Thank you so much to Hachette Australia for providing me with a copy of Wonderland, in exchange for an honest review!

 

When Alice’s friend Bunny hasn’t been seen for a few days, no-one seems to be worried.  Bunny has a habit of doing a disappearing act and turning up weeks later.  But Alice gets the feeling that something just isn’t right.  After snooping through Bunny’s locker, she finds a strange clue that sends her to a website that seems to be an invitation to a party.  Determined to find Bunny and make sure she’s ok, Alice pays the exorbitant party fee and goes to the place detailed on the invitation.  Things only get stranger from there, from figuring out how to get through the tiny door to the party, to the boy who runs a shaming site, called Caterpilr, to internet sensations, The Tweedles, and the mysterious girl called Cat, Alice is trapped in a place where anything goes, and and a deadly ‘queen’ wants to rule over it all.

Although I love retellings with all my heart, I think I enjoy them more when they are subtle – when there aren’t too many references to quotes from the original book or obvious character copies, so I found Wonderland a little hard to get in to.  The story was definitely interesting and managed to capture that ‘down the rabbit hole’ Alice in Wonderland feeling perfectly, but I just would have preferred to have to think harder to put the pieces together.

Alice was a brilliant MC though, a trans girl struggling through all the teenage insecurities that come with working out your place in the world and a wonderful snarky attitude to go with it.
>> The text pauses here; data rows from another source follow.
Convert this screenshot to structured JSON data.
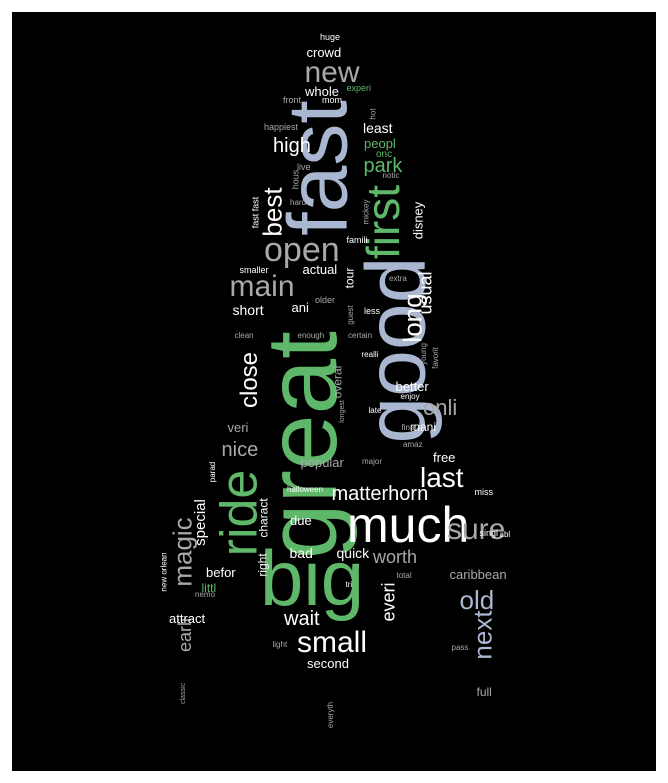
{
  "cloud": {
    "colors": {
      "background": "#000000",
      "frame": "#ffffff"
    },
    "words": [
      {
        "text": "great",
        "color": "#5fb86a"
      },
      {
        "text": "fast",
        "color": "#a9b7d1"
      },
      {
        "text": "good",
        "color": "#a9b7d1"
      },
      {
        "text": "big",
        "color": "#5fb86a"
      },
      {
        "text": "much",
        "color": "#ffffff"
      },
      {
        "text": "ride",
        "color": "#5fb86a"
      },
      {
        "text": "first",
        "color": "#5fb86a"
      },
      {
        "text": "new",
        "color": "#a8a8a8"
      },
      {
        "text": "open",
        "color": "#a8a8a8"
      },
      {
        "text": "best",
        "color": "#ffffff"
      },
      {
        "text": "main",
        "color": "#a8a8a8"
      },
      {
        "text": "small",
        "color": "#ffffff"
      },
      {
        "text": "sure",
        "color": "#a8a8a8"
      },
      {
        "text": "last",
        "color": "#ffffff"
      },
      {
        "text": "long",
        "color": "#ffffff"
      },
      {
        "text": "old",
        "color": "#a9b7d1"
      },
      {
        "text": "next",
        "color": "#a9b7d1"
      },
      {
        "text": "magic",
        "color": "#a8a8a8"
      },
      {
        "text": "close",
        "color": "#ffffff"
      },
      {
        "text": "matterhorn",
        "color": "#ffffff"
      },
      {
        "text": "onli",
        "color": "#a8a8a8"
      },
      {
        "text": "nice",
        "color": "#a8a8a8"
      },
      {
        "text": "high",
        "color": "#ffffff"
      },
      {
        "text": "park",
        "color": "#5fb86a"
      },
      {
        "text": "wait",
        "color": "#ffffff"
      },
      {
        "text": "worth",
        "color": "#a8a8a8"
      },
      {
        "text": "everi",
        "color": "#ffffff"
      },
      {
        "text": "usual",
        "color": "#ffffff"
      },
      {
        "text": "earli",
        "color": "#a8a8a8"
      },
      {
        "text": "crowd",
        "color": "#ffffff"
      },
      {
        "text": "whole",
        "color": "#ffffff"
      },
      {
        "text": "least",
        "color": "#ffffff"
      },
      {
        "text": "peopl",
        "color": "#5fb86a"
      },
      {
        "text": "special",
        "color": "#ffffff"
      },
      {
        "text": "short",
        "color": "#ffffff"
      },
      {
        "text": "actual",
        "color": "#ffffff"
      },
      {
        "text": "ani",
        "color": "#ffffff"
      },
      {
        "text": "tour",
        "color": "#ffffff"
      },
      {
        "text": "disney",
        "color": "#ffffff"
      },
      {
        "text": "better",
        "color": "#ffffff"
      },
      {
        "text": "overal",
        "color": "#a8a8a8"
      },
      {
        "text": "mani",
        "color": "#ffffff"
      },
      {
        "text": "veri",
        "color": "#a8a8a8"
      },
      {
        "text": "free",
        "color": "#ffffff"
      },
      {
        "text": "popular",
        "color": "#a8a8a8"
      },
      {
        "text": "charact",
        "color": "#ffffff"
      },
      {
        "text": "due",
        "color": "#ffffff"
      },
      {
        "text": "bad",
        "color": "#ffffff"
      },
      {
        "text": "quick",
        "color": "#ffffff"
      },
      {
        "text": "right",
        "color": "#ffffff"
      },
      {
        "text": "befor",
        "color": "#ffffff"
      },
      {
        "text": "littl",
        "color": "#5fb86a"
      },
      {
        "text": "attract",
        "color": "#ffffff"
      },
      {
        "text": "second",
        "color": "#ffffff"
      },
      {
        "text": "caribbean",
        "color": "#a8a8a8"
      },
      {
        "text": "full",
        "color": "#a8a8a8"
      },
      {
        "text": "huge",
        "color": "#ffffff"
      },
      {
        "text": "experi",
        "color": "#5fb86a"
      },
      {
        "text": "front",
        "color": "#a8a8a8"
      },
      {
        "text": "mom",
        "color": "#ffffff"
      },
      {
        "text": "happiest",
        "color": "#a8a8a8"
      },
      {
        "text": "hot",
        "color": "#a8a8a8"
      },
      {
        "text": "onc",
        "color": "#5fb86a"
      },
      {
        "text": "live",
        "color": "#a8a8a8"
      },
      {
        "text": "hous",
        "color": "#a8a8a8"
      },
      {
        "text": "notic",
        "color": "#a8a8a8"
      },
      {
        "text": "fast fast",
        "color": "#ffffff"
      },
      {
        "text": "hard",
        "color": "#a8a8a8"
      },
      {
        "text": "mickey",
        "color": "#a8a8a8"
      },
      {
        "text": "famili",
        "color": "#ffffff"
      },
      {
        "text": "extra",
        "color": "#a8a8a8"
      },
      {
        "text": "smaller",
        "color": "#ffffff"
      },
      {
        "text": "older",
        "color": "#a8a8a8"
      },
      {
        "text": "guest",
        "color": "#a8a8a8"
      },
      {
        "text": "less",
        "color": "#ffffff"
      },
      {
        "text": "clean",
        "color": "#a8a8a8"
      },
      {
        "text": "enough",
        "color": "#a8a8a8"
      },
      {
        "text": "certain",
        "color": "#a8a8a8"
      },
      {
        "text": "realli",
        "color": "#ffffff"
      },
      {
        "text": "young",
        "color": "#a8a8a8"
      },
      {
        "text": "favorit",
        "color": "#a8a8a8"
      },
      {
        "text": "enjoy",
        "color": "#ffffff"
      },
      {
        "text": "longest",
        "color": "#a8a8a8"
      },
      {
        "text": "late",
        "color": "#ffffff"
      },
      {
        "text": "final",
        "color": "#a8a8a8"
      },
      {
        "text": "amaz",
        "color": "#a8a8a8"
      },
      {
        "text": "major",
        "color": "#a8a8a8"
      },
      {
        "text": "parad",
        "color": "#ffffff"
      },
      {
        "text": "halloween",
        "color": "#ffffff"
      },
      {
        "text": "miss",
        "color": "#ffffff"
      },
      {
        "text": "singl",
        "color": "#ffffff"
      },
      {
        "text": "abl",
        "color": "#ffffff"
      },
      {
        "text": "new orlean",
        "color": "#ffffff"
      },
      {
        "text": "nemo",
        "color": "#a8a8a8"
      },
      {
        "text": "tri",
        "color": "#ffffff"
      },
      {
        "text": "total",
        "color": "#a8a8a8"
      },
      {
        "text": "light",
        "color": "#a8a8a8"
      },
      {
        "text": "pass",
        "color": "#a8a8a8"
      },
      {
        "text": "classic",
        "color": "#a8a8a8"
      },
      {
        "text": "everyth",
        "color": "#a8a8a8"
      }
    ]
  }
}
The issues explored in Wonderland, especially with regard to privilege and the tendency for money and power to tempt people to look the other way, when they shouldn’t, were important and well done.   The story was a little slow (although that could be attributed to the meandering like feel of Alice in Wonderland itself) and the ending seemed a bit too neat.  I almost wish there were a few loose ends left to the imagination, to round out that intriguing ‘Wonderland’ feel.